SLICE OUTPUT

To alleviate the disk space requirements and overhead of full snapshot output, it is possible to write hypersurfaces at their own (short) intervals. Currently, these slices are aligned with the grid, with the benefit that only a sub-space of the forest has to be traversed to obtain a Morton ordered AMR-aware subgrid. The slice output is useful especially in expensive 3D simulations in cartesian geometry, but gives valid output for any dimension and geometry. The output is composed of the grid cells closest to the specified subdimensional plane and thus reflects non-interpolated simulation variables which can be handy for debugging purposes.
This page: [Setup in par file] [Slicing of existing output] [Usage for visualization]

Setup in par file

D-1 dimensional slices are the third file format with output intervals that can be specified in the savelist section of the par file. To give an example, here we specify three slices, where the first is perpendicular to the first coordinate direction (slicedir(1)=1) and intersects the first axis at a value of 0.6 (slicecoord(1)=0.6). The second plane is parametrized perpendicular to the third coordinate direction (slicedir(2)=3) and intersects the third axis at a value of 0.8 (slicecoord(2)=0.8) and analoge for the third slice.
 &savelist
        itsave(1,3)=0
        dtsave(3)=0.1d0
        nslices=3
        slicedir(1)=1
        slicecoord(1)=0.6
        slicedir(2)=3
        slicecoord(2)=0.8
        slicedir(3)=2
        slicecoord(3)=0.7
/
The total number of slices is specified by nslices. The implementation obtains a properly Morton ordered subdimensional forest with the same levels as the original simulation, such that the output can even be used for restarts in lower dimension. In the standard configuration, BHAC will output cell-centered *.vtu files. In addition, you can select the format of the dump-files *.dat (for sub-dimensional re-starts) and ascii *.csv files.
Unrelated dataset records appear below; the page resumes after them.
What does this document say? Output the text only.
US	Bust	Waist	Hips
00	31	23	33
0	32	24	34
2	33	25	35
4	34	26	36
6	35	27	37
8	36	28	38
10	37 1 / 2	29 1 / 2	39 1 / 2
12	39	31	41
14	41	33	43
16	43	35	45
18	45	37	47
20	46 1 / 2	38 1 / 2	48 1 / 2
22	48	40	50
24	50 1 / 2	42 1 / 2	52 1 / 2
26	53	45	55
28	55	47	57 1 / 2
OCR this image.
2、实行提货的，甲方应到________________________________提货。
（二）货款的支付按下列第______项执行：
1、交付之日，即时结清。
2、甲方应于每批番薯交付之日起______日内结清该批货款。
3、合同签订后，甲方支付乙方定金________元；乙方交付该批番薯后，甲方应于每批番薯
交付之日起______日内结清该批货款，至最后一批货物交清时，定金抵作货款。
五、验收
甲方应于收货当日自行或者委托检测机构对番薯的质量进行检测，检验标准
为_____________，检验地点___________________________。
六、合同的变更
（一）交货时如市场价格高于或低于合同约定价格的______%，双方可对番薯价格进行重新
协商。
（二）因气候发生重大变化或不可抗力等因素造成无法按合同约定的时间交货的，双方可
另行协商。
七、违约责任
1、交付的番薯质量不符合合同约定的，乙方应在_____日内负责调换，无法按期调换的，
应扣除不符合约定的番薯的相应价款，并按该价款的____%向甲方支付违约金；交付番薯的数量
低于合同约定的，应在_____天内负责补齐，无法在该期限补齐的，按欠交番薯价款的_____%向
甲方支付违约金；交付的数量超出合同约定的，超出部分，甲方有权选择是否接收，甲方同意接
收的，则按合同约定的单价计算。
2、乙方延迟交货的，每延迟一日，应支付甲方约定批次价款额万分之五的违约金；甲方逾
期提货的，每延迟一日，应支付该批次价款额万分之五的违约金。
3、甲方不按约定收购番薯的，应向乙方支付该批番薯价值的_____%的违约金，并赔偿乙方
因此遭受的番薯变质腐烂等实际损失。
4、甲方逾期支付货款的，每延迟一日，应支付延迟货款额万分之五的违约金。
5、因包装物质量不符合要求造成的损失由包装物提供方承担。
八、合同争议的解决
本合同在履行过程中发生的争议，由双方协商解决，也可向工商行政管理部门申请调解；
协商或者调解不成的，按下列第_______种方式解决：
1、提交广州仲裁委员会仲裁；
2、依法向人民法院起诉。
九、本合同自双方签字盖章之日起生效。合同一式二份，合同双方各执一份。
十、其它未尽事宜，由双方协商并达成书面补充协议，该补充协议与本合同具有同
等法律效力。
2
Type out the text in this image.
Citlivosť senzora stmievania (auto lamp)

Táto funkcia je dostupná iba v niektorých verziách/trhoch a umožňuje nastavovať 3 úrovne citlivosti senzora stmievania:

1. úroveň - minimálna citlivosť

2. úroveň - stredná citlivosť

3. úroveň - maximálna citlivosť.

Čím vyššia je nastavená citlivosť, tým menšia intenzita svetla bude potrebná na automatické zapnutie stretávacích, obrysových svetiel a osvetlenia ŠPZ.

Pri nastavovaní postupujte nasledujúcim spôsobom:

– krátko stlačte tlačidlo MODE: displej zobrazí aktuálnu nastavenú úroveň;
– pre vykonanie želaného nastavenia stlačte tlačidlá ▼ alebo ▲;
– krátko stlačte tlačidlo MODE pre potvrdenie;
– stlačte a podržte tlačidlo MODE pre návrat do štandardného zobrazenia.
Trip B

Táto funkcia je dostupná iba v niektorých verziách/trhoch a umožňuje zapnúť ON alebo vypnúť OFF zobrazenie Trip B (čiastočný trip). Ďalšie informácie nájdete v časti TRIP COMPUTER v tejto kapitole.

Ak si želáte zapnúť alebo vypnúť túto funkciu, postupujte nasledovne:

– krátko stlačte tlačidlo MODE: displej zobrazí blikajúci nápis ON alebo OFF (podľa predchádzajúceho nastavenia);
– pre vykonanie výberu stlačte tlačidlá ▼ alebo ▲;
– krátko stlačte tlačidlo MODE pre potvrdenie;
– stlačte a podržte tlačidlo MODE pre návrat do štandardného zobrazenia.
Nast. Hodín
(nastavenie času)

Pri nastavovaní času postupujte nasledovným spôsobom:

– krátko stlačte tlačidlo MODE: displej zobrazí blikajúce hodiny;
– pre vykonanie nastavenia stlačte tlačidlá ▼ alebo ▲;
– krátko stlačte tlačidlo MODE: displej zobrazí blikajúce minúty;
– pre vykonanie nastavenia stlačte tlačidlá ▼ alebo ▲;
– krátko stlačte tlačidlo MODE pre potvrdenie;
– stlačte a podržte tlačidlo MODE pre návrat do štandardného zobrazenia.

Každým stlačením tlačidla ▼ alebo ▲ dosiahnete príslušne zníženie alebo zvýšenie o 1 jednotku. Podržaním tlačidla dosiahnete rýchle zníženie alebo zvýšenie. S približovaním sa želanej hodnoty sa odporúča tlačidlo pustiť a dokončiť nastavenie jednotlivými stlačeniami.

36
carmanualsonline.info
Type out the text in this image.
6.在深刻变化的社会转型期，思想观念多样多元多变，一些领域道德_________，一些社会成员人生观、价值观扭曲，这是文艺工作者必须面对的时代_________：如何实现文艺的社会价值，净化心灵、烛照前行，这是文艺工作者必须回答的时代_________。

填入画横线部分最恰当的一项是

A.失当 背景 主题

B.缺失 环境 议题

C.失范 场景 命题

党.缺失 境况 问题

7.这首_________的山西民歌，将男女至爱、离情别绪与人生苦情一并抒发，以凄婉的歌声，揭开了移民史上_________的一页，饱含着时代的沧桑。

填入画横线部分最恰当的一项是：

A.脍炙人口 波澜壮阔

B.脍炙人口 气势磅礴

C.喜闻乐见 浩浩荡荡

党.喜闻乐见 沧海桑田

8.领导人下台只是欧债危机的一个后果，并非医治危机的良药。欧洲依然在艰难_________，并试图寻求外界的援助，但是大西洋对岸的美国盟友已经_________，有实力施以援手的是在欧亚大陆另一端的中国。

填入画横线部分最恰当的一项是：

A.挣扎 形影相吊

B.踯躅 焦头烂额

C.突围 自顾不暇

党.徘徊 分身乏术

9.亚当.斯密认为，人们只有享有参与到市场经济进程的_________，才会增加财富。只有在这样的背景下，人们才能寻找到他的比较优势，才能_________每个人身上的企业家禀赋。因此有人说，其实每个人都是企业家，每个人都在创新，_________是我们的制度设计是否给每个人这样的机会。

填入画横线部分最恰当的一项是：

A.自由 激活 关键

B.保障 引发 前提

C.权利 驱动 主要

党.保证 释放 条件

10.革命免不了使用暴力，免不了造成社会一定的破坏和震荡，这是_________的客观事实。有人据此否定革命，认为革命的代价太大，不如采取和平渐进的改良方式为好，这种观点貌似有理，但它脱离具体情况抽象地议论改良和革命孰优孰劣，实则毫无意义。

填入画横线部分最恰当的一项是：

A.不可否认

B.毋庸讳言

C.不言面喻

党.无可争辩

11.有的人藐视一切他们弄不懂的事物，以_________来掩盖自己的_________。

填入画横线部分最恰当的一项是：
This is controlled in the filelist:

  &filelist
        slice_type = 'vtuCC' | 'vtu' | 'dat' | 'csv'
/
This means in order: cell-centered vtu files, point-wise vtu files, native dump-files and ascii csv-files.

The output filename is composed of the direction and offset values. For example, the first slice output name reads filenameout-d1-x0.6D00-nXXXX.dat and analoge for the other two slices.
Note, that the order of the (reduced) dimensions in the resulting output files is preserved, e.g. the third slice in the example above will hold the x-direction as first coordinate and the z-direction as second coordinate. This should be kept in mind for setting up the par file for the convert-step and also for subsequent visualization.

Slicing of existing output

To slice existing full snapshot *.dat files, the simulation can be restarted from a given output time and the code can be brought to a halt after zero iterations. This is done in the following way: its best to create a new *.par file (e.g. slices.par) and clear the savelist from any output to filetypes other than 3. We use itsave to demand a slice output for the zero-iteration.
 &savelist
        itsave(1,3)=0
        nslices=3
        slicedir(1)=1
        slicecoord(1)=0.6
        slicedir(2)=3
        slicecoord(2)=0.8
        slicedir(3)=2
        slicecoord(3)=0.7
/
The stoplist should look like the following,
 &stoplist
        itreset=.true.
        itmax=0
/
where we reset the iteration counter (so that itsave(1,3)=0 will output slice data) and stop the code immediately after the IO (itmax=0).

The code can then be started with

./bhac -restart 10 -i slices.par -slice 10 -if output/data
which will take the output output/data0010.dat (-restart 10, -if output/data) to create new slices with index 10 (-slice 10). The par-file is the newly created slices.par (-i slices.par) so that the default used to run the code can be left untouched. It is a simple exercise in shell scripting to run along all output-files in one go. For example with the BASH:
for i in {0..10}; do ./bhac -restart $i -i slices.par -slice $i -if output/data; done

Visualization

All coordinates have been converted to a (pseudo-) cartesian system, so you can directly import the slices in e.g. Paraview and they should be oriented correctly. If you use the amrplot Python tools, make sure to rotate the slice to the x-y plane upon importing, this can be done with the rotateX parameter of the read.load class. E.g.
  import read,amrplot
  d = read.load(100,file='output/data-d3-x0.0D00-n',rotateX=-90)
for a run in spherical coordinates where the third direction is phi and hence the slice is originally in the x-z plane.